Portas Entre Abertas
Passou a velha cancela cansada de décadas de abandono, onde eram visíveis restos de tinta dos anos em que a vida habitara aquele lugar.
Jarros e malmequeres conviviam no pequeno quintal com maciços de silvas que lhe traziam à memória amoras e amores de infância.
Esquecera-se de como o seu pequeno país era feito de pequenos detalhes. Esquecera-se do calor da cal nas paredes, dos canteiros negligentes, das latas de craveiros encarnados, dos degraus das portas de onde, sentados, se via o mundo.
A verde e plana imensidão do norte europeu, as arrebatadoras fachadas das catedrais, os civilizados louros, arrumos e aprumos cegaram-lhe as reminiscências do que também nunca fora o seu perfeito pretérito.
Olhou para a decadente fachada que já deixara velha há muitos anos. Procurou, em vão, ao redor da casa, as sóbrias latadas que sombreavam a alma e o corpo durante os prolongados estios. Procurou cheiros de verão, frescos das escuras adegas, piar das aves de capoeira, zoadas sonolentas de abelhas e a humidade dos musgos nos espessos muros que ladeavam os caminhos.
Olhou para a decadente fachada e para a porta entreaberta que temia cruzar.

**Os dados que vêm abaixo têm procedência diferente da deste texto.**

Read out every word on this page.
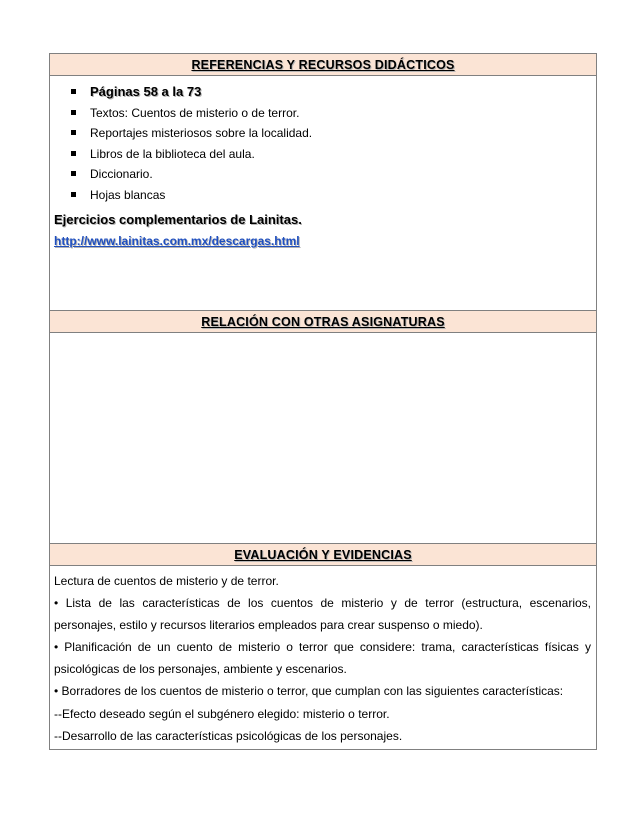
REFERENCIAS Y RECURSOS DIDÁCTICOS

Páginas 58 a la 73
Textos: Cuentos de misterio o de terror.
Reportajes misteriosos sobre la localidad.
Libros de la biblioteca del aula.
Diccionario.
Hojas blancas
Ejercicios complementarios de Lainitas.
http://www.lainitas.com.mx/descargas.html
RELACIÓN CON OTRAS ASIGNATURAS

EVALUACIÓN Y EVIDENCIAS

Lectura de cuentos de misterio y de terror.
• Lista de las características de los cuentos de misterio y de terror (estructura, escenarios,
personajes, estilo y recursos literarios empleados para crear suspenso o miedo).
• Planificación de un cuento de misterio o terror que considere: trama, características físicas y
psicológicas de los personajes, ambiente y escenarios.
• Borradores de los cuentos de misterio o terror, que cumplan con las siguientes características:
--Efecto deseado según el subgénero elegido: misterio o terror.
--Desarrollo de las características psicológicas de los personajes.
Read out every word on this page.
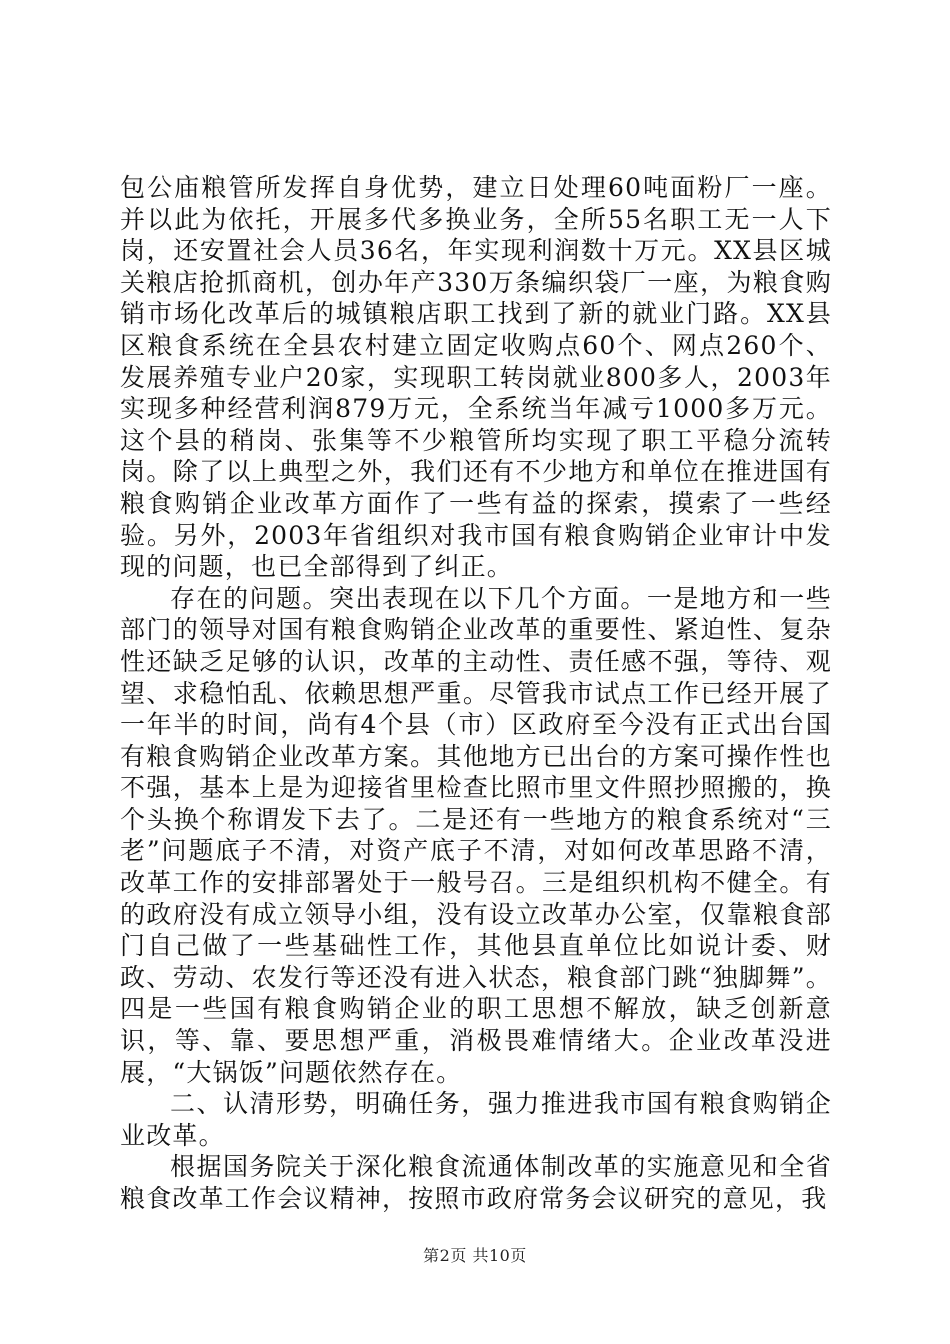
包公庙粮管所发挥自身优势，建立日处理60吨面粉厂一座。并以此为依托，开展多代多换业务，全所55名职工无一人下岗，还安置社会人员36名，年实现利润数十万元。XX县区城关粮店抢抓商机，创办年产330万条编织袋厂一座，为粮食购销市场化改革后的城镇粮店职工找到了新的就业门路。XX县区粮食系统在全县农村建立固定收购点60个、网点260个、发展养殖专业户20家，实现职工转岗就业800多人，2003年实现多种经营利润879万元，全系统当年减亏1000多万元。这个县的稍岗、张集等不少粮管所均实现了职工平稳分流转岗。除了以上典型之外，我们还有不少地方和单位在推进国有粮食购销企业改革方面作了一些有益的探索，摸索了一些经验。另外，2003年省组织对我市国有粮食购销企业审计中发现的问题，也已全部得到了纠正。

存在的问题。突出表现在以下几个方面。一是地方和一些部门的领导对国有粮食购销企业改革的重要性、紧迫性、复杂性还缺乏足够的认识，改革的主动性、责任感不强，等待、观望、求稳怕乱、依赖思想严重。尽管我市试点工作已经开展了一年半的时间，尚有4个县（市）区政府至今没有正式出台国有粮食购销企业改革方案。其他地方已出台的方案可操作性也不强，基本上是为迎接省里检查比照市里文件照抄照搬的，换个头换个称谓发下去了。二是还有一些地方的粮食系统对“三老”问题底子不清，对资产底子不清，对如何改革思路不清，改革工作的安排部署处于一般号召。三是组织机构不健全。有的政府没有成立领导小组，没有设立改革办公室，仅靠粮食部门自己做了一些基础性工作，其他县直单位比如说计委、财政、劳动、农发行等还没有进入状态，粮食部门跳“独脚舞”。四是一些国有粮食购销企业的职工思想不解放，缺乏创新意识，等、靠、要思想严重，消极畏难情绪大。企业改革没进展，“大锅饭”问题依然存在。

二、认清形势，明确任务，强力推进我市国有粮食购销企业改革。

根据国务院关于深化粮食流通体制改革的实施意见和全省粮食改革工作会议精神，按照市政府常务会议研究的意见，我

第2页 共10页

Hesitante, empurrou-a, com receio de um escuro capaz de longínquas visões.
O miado e fuga de um gato enregelaram-no, precipitando-o de novo para o exterior.
Na soleira, enquanto acendia um cigarro, atentava nos altos viadutos de uma qualquer auto-estrada que cercavam a terra que o vira nascer e partir, na desconcertante arquitectura de feios condomínios entremeados com velhos campos e stands de automóveis. Deteve-se nas provas irrefutáveis da apregoada modernidade de um povo que tinha dificuldade em reconhecer e que duvidada se reconhecesse a si mesmo.
A nicotina de que tentava fugir inebriou-o, empurrando-o de novo para o interior.
Achou-se no meio da sala, de onde se despedira há quase quarenta anos. Pareceu-lhe infinitamente menor do que na longínqua madrugada em que a deixara, desculpando-se com uma qualquer querela política em tempos de outros regimes. Achou-se ele também vergonhosamente menor ao perceber que as dimensões fantasiadas durante séculos eram humanas e não físicas. Achou-se perdidamente perdido num espaço que lhe diminuía a alma e engrandecia os medos. Não se achava, enfim.
A porta da rua entreaberta permitira a devassa e o saque. Resistira-lhe o velho retrato amarelado de uns não conhecidos antepassados, levados precocemente pela gripe espanhola. Nem bom vento, nem bom casamento.
O longo corredor aliciava-o a percorrer cómodos outrora mais íntimos e incómodos.
Não se achou capaz de achar o passado.
Bátegas de água caiam de um céu cinzento ainda assim mais azul do que o outro europeu. Entre abertas, abandonou a casa.
Partiu, detendo-se, por momentos, na branca magnólia que as rajadas despiram naquela breve hora. O mesmo vento que violento bateu encerrando-lhe a porta e uma vida.